The test performance is called "unknown" or "uncertain" when test sensitivity and specificity are not known with certainty [@Kritsotakis2020; @Diggle2011; @Gelman2020] and lab validation data is available with a limited set of samples, tipically during a novel pathogen outbreak.

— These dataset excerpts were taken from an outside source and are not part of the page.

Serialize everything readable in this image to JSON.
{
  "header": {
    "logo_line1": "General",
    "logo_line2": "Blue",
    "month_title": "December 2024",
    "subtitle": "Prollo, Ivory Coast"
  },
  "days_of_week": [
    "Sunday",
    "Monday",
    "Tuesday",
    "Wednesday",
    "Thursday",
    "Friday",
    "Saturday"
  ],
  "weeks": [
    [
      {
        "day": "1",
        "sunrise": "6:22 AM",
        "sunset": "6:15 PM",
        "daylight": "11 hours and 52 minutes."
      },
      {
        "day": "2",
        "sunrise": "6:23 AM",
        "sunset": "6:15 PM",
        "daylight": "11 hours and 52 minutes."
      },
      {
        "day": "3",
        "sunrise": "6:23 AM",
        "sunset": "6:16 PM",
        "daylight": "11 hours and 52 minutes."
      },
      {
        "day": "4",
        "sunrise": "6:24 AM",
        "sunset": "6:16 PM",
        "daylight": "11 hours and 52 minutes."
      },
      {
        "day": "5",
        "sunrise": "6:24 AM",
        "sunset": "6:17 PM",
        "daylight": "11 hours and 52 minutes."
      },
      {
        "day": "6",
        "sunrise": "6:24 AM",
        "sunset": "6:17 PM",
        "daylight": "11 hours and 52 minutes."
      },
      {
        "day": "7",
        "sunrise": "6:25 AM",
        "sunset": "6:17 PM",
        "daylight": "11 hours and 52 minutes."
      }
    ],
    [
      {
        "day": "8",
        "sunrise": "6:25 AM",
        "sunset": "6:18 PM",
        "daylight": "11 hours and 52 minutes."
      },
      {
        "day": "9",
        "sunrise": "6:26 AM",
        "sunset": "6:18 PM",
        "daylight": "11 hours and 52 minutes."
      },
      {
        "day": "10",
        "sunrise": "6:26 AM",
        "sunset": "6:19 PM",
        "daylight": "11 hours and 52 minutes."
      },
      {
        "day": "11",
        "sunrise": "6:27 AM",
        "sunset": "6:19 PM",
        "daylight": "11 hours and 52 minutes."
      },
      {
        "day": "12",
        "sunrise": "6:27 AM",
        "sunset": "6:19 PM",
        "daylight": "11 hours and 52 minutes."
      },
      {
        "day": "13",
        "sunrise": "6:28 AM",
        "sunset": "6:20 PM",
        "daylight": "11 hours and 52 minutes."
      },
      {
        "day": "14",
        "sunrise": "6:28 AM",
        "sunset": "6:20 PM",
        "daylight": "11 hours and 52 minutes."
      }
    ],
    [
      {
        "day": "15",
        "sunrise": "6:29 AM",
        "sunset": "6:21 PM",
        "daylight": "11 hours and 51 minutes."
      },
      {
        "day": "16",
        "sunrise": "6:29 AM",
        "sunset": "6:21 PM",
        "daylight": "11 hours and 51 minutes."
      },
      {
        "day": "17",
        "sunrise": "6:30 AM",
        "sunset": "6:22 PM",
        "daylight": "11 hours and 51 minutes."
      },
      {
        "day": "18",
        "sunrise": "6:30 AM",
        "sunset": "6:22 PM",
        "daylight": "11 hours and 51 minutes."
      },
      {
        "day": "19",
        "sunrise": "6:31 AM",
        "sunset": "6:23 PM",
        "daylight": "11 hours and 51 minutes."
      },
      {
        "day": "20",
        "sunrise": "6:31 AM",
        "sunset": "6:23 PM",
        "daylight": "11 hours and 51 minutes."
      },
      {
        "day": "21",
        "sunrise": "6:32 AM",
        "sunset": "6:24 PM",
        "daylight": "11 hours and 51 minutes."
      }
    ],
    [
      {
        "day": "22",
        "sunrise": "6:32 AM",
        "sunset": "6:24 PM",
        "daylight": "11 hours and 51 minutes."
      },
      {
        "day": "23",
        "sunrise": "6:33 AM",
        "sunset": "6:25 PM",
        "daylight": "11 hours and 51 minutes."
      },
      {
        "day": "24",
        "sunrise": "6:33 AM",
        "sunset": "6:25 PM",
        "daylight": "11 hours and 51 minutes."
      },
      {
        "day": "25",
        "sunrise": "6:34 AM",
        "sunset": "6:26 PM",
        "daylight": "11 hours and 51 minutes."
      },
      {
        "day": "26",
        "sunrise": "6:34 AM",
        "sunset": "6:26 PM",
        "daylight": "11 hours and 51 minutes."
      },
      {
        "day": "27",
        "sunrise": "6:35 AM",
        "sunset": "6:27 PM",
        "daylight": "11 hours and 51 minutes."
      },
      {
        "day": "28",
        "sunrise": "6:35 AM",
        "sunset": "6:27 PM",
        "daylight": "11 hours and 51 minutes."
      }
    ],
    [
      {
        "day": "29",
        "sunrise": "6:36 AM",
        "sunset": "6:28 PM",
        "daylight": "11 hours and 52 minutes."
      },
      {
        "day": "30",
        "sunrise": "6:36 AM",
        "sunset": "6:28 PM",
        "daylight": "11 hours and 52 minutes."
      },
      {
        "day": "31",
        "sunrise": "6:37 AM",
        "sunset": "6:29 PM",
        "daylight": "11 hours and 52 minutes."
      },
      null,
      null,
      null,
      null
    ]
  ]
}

# result_unk <- sample_posterior_r_mcmc_testun(
#   samps = 10000,
#   #in population
#   pos = 692, #positive
#   n = 3212, #total
#   # in lab (local validation study)
#   tp = 670,tn = 640,fp = 202,fn = 74)

serosvy_unknown_sample_posterior_ii(
  #in population
  positive_number_test = 321,
  total_number_test = 321+1234,
  # in lab (local validation study)
  true_positive = 670,
  true_negative = 640,
  false_positive = 202,
  false_negative = 74)

result_unk <- serosvy_unknown_sample_posterior_ii(
  #in population
  positive_number_test = 321,
  total_number_test = 321+1234,
  # in lab (local validation study)
  true_positive = 670,
  true_negative = 640,
  false_positive = 202,
  false_negative = 74)

result_unk %>%
  select(posterior) %>% 
  unnest(posterior) %>%
  rownames_to_column() %>%
  pivot_longer(cols = -rowname,
               names_to = "estimates",
               values_to = "values") %>%
  ggplot(aes(x = values)) +
  geom_histogram(aes(y=..density..),binwidth = 0.0005) +
  geom_density() +
  facet_grid(~estimates,scales = "free_x")

example("serosvy_unknown_sample_posterior")

Contributing

Feel free to fill an issue or contribute with your functions or workflows in a pull request.

Here are a list of publications with interesting approaches using R:

@Silveira2020 and @Hallal2020 analysed a serological survey accounting for sampling design and test validity using parametric bootstraping, following @Lewis2012.
@Flor2020 implemented a lot of frequentist and bayesian methods for test with known sensitivity and specificity. Code is available here.
@Gelman2020 also applied Bayesian inference with hierarchical regression and post-stratification to account for test uncertainty with unknown specificity and sensitivity. Here a case-study.